In September, as the Allies approached Germany, the 1st Airborne Division, with 82nd and 101st US Airborne Divisions, mounted Operation Market Garden, an attempt to secure the bridges needed for an advance into Germany. The 1st Airborne Division's objective, the bridge at Arnhem, was held for four days and remnants of the division fought on for another five days until ordered to withdraw.
Just before Christmas 1944, the 6th Airborne Division was hurriedly despatched to the Ardennes to help stem the German counter-offensive, which threatened to split the Allied armies. After fighting in the snow-covered forests for two months, the division was withdrawn to prepare for the final airborne operation of the war in Europe. In one huge air armada, consisting the 6th British and 17th US Airborne Divisions, they were landed on the east bank of the River Rhine near Wesel. After a brief pause, the division fought on across Germany to reach the Baltic first and met the advancing Russian Army.
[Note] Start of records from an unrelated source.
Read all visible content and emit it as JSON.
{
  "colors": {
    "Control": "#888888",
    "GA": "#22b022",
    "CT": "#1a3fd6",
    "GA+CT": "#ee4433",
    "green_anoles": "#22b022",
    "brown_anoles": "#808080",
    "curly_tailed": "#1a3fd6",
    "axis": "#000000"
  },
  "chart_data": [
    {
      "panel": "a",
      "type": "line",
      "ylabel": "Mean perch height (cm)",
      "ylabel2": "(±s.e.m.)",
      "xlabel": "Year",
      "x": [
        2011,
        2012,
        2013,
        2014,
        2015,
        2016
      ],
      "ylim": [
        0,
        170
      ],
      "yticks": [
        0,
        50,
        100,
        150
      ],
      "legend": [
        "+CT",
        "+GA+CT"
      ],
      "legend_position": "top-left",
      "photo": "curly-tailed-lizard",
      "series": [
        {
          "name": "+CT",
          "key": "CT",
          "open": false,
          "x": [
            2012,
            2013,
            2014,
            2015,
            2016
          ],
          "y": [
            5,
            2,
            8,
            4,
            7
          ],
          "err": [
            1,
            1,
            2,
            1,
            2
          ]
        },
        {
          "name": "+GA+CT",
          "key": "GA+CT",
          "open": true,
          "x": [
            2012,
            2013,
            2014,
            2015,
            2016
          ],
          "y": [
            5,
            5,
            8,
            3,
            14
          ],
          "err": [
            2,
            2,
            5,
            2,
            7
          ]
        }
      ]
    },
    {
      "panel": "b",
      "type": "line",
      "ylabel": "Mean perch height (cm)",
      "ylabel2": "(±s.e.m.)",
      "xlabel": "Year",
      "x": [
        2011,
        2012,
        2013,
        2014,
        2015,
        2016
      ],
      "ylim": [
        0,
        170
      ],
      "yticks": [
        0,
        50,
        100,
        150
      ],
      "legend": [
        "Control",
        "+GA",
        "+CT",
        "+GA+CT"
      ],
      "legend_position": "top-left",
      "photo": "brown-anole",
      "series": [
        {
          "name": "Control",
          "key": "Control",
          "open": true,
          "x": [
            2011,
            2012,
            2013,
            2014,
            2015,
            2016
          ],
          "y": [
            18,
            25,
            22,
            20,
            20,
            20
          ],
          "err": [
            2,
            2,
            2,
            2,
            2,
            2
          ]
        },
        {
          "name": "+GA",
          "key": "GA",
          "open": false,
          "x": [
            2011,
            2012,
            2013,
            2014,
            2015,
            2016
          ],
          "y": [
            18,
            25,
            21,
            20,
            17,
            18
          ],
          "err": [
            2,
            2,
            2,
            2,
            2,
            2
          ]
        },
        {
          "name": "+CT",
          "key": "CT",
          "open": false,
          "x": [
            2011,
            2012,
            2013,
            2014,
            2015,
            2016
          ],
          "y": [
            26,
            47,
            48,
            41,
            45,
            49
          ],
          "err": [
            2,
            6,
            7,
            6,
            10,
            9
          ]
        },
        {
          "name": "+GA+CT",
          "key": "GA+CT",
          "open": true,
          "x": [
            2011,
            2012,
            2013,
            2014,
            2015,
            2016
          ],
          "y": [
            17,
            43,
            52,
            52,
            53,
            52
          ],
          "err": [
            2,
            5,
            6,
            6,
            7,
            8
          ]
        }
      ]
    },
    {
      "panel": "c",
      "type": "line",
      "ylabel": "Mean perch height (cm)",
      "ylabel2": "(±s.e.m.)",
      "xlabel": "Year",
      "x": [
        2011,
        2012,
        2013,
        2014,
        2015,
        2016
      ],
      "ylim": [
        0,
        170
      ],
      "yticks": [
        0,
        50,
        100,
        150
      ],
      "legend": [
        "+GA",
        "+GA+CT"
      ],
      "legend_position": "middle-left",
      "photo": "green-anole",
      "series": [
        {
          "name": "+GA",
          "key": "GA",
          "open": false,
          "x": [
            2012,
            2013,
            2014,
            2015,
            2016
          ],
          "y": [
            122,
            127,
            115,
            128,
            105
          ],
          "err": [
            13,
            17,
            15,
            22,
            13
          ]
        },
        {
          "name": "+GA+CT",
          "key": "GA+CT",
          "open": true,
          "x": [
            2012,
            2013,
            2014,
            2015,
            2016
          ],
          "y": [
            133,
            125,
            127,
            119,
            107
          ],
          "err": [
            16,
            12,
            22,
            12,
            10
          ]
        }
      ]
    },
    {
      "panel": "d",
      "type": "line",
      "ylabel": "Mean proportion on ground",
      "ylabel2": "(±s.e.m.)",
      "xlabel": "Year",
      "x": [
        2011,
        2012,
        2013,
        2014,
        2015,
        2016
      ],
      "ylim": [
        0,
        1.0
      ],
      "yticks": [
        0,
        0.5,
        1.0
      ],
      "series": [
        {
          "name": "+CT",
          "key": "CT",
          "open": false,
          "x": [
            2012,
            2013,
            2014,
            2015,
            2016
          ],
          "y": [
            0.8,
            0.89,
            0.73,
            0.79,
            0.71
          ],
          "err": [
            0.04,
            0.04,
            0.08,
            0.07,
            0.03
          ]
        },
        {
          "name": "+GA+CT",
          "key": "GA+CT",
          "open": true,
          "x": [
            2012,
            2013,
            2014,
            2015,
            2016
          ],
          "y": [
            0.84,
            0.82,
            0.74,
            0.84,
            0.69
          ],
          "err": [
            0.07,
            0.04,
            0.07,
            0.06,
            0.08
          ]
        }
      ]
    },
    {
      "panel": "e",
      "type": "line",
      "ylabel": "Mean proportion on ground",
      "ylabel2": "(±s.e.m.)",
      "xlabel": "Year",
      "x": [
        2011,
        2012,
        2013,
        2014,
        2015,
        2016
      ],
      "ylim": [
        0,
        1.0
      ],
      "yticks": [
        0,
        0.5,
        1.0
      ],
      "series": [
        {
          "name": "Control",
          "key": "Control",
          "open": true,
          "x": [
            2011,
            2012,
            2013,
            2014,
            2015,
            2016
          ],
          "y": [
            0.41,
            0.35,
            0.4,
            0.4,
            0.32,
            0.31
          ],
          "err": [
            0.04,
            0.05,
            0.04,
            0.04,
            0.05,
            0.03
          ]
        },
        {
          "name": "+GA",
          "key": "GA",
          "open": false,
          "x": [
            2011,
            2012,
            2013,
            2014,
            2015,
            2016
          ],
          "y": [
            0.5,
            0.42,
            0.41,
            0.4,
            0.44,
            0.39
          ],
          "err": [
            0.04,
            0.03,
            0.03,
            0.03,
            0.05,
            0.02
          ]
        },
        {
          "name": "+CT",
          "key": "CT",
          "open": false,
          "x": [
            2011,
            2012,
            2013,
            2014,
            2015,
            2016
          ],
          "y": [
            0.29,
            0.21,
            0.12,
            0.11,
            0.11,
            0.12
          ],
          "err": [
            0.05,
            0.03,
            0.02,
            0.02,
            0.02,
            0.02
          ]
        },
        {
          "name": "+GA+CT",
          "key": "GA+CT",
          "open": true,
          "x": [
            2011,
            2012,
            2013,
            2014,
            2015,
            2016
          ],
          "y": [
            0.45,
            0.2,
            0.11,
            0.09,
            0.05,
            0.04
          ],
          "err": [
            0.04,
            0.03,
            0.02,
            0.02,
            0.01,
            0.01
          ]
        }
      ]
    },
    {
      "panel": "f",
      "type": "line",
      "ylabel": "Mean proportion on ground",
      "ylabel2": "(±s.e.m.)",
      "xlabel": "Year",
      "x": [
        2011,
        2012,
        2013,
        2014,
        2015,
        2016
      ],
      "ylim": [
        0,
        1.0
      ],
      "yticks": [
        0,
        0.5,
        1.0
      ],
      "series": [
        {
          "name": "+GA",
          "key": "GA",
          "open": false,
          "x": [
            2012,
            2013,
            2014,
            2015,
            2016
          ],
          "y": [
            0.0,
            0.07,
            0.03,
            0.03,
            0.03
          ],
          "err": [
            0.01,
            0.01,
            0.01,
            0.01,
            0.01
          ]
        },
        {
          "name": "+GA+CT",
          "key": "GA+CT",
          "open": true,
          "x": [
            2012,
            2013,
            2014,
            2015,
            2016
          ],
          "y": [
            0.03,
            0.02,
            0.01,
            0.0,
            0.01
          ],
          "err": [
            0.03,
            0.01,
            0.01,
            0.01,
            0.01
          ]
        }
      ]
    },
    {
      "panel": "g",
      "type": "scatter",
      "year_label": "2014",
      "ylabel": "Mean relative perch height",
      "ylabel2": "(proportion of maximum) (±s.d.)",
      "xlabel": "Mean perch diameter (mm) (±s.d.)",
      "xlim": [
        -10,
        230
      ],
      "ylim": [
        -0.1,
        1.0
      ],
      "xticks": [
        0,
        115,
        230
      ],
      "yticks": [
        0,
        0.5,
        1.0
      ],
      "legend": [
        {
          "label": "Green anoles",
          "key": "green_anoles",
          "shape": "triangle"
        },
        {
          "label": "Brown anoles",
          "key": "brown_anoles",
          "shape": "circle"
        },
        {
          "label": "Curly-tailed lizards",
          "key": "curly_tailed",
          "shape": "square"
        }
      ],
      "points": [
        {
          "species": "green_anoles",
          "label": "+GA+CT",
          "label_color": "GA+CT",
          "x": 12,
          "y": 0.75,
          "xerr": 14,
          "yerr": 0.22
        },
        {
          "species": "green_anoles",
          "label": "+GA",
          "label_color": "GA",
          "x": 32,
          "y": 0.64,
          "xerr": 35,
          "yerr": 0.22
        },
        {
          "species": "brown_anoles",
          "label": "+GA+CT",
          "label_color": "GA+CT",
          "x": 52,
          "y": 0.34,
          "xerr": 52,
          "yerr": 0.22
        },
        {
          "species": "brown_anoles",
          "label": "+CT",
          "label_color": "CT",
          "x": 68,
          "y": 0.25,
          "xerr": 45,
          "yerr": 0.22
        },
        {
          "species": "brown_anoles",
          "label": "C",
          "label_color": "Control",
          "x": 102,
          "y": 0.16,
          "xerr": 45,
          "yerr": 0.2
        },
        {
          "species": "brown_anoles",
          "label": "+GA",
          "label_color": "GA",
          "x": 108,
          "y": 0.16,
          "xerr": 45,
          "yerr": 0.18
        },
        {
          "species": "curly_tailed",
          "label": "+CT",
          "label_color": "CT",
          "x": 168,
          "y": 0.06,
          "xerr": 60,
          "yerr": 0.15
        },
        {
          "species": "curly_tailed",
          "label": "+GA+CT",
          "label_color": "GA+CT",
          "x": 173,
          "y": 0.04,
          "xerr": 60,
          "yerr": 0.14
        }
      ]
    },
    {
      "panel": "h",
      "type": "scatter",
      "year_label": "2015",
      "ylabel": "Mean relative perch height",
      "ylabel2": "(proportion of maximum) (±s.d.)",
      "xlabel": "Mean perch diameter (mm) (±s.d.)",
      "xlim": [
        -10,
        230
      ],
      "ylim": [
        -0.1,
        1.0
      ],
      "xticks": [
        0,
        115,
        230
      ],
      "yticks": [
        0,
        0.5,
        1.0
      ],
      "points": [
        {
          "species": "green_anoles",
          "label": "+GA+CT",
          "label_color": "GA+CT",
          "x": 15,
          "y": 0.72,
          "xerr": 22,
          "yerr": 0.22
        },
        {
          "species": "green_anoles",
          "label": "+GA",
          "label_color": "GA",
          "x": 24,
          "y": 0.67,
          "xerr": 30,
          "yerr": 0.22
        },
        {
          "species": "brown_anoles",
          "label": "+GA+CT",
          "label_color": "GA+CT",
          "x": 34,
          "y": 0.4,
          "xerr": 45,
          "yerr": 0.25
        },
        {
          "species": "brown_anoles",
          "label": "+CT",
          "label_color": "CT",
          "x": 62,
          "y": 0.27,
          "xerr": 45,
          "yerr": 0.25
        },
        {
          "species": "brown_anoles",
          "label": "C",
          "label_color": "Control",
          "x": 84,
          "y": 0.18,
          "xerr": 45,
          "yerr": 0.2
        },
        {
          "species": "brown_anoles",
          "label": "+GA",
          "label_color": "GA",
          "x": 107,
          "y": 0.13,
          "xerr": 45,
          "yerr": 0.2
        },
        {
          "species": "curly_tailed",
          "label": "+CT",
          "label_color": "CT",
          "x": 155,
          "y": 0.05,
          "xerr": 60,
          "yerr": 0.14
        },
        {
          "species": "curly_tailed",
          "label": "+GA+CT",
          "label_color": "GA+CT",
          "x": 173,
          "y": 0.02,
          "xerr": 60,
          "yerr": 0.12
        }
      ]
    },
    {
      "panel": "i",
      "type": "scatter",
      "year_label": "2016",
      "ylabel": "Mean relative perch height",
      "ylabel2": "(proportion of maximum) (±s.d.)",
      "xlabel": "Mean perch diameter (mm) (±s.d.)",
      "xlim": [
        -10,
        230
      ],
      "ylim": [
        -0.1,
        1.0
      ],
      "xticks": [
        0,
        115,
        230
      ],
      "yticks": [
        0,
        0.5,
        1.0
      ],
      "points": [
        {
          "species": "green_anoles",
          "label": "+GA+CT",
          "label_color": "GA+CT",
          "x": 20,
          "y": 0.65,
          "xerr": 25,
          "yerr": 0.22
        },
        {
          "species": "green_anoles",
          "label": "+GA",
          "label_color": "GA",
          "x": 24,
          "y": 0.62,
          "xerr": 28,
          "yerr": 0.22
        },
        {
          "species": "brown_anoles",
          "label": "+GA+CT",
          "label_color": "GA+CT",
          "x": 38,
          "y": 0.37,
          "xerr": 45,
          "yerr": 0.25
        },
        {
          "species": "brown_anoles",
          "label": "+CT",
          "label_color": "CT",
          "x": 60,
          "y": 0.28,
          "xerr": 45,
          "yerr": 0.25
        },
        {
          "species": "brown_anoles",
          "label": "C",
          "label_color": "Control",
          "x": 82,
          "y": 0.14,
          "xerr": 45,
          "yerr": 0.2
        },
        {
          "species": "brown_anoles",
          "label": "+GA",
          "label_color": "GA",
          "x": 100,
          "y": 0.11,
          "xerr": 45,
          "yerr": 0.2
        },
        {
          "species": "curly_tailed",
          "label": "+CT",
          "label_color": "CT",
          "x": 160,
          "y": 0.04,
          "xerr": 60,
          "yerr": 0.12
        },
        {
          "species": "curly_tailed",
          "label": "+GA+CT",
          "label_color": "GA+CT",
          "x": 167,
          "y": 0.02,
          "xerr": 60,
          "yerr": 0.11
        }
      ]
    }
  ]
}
As the war in Europe ended, the re-formed 1st Airborne Division, after a short spell in Norway, was disbanded and many of its units amalgamated into the 6th Airborne Division, which was ordered to the Far East for further operations. The 5th Parachute Brigade, already there at the time of the Japanese surrender, landed by sea in Malaya and was then sent on to Java to help restore order.
In September 1945, the 6th Airborne Division was sent to Palestine to be part of the Middle East strategic reserve, but instead became embroiled in the long and thankless task of maintaining peace in that troubled land. With the final withdrawal in 1948 from Palestine the division was disbanded.
British Airborne Forces, which in 1944 numbered some 35,000 men, were now reduced to one brigade. Namely the 2nd Parachute Brigade Group in Germany and this became the nucleus of the post-war Regular Airborne Forces. It was re-designated 16th Parachute Brigade Group and its battalions merged with those returning from Palestine forming today's 1st, 2nd and 3rd Battalions, The Parachute Regiment, together with supporting Arms and Services.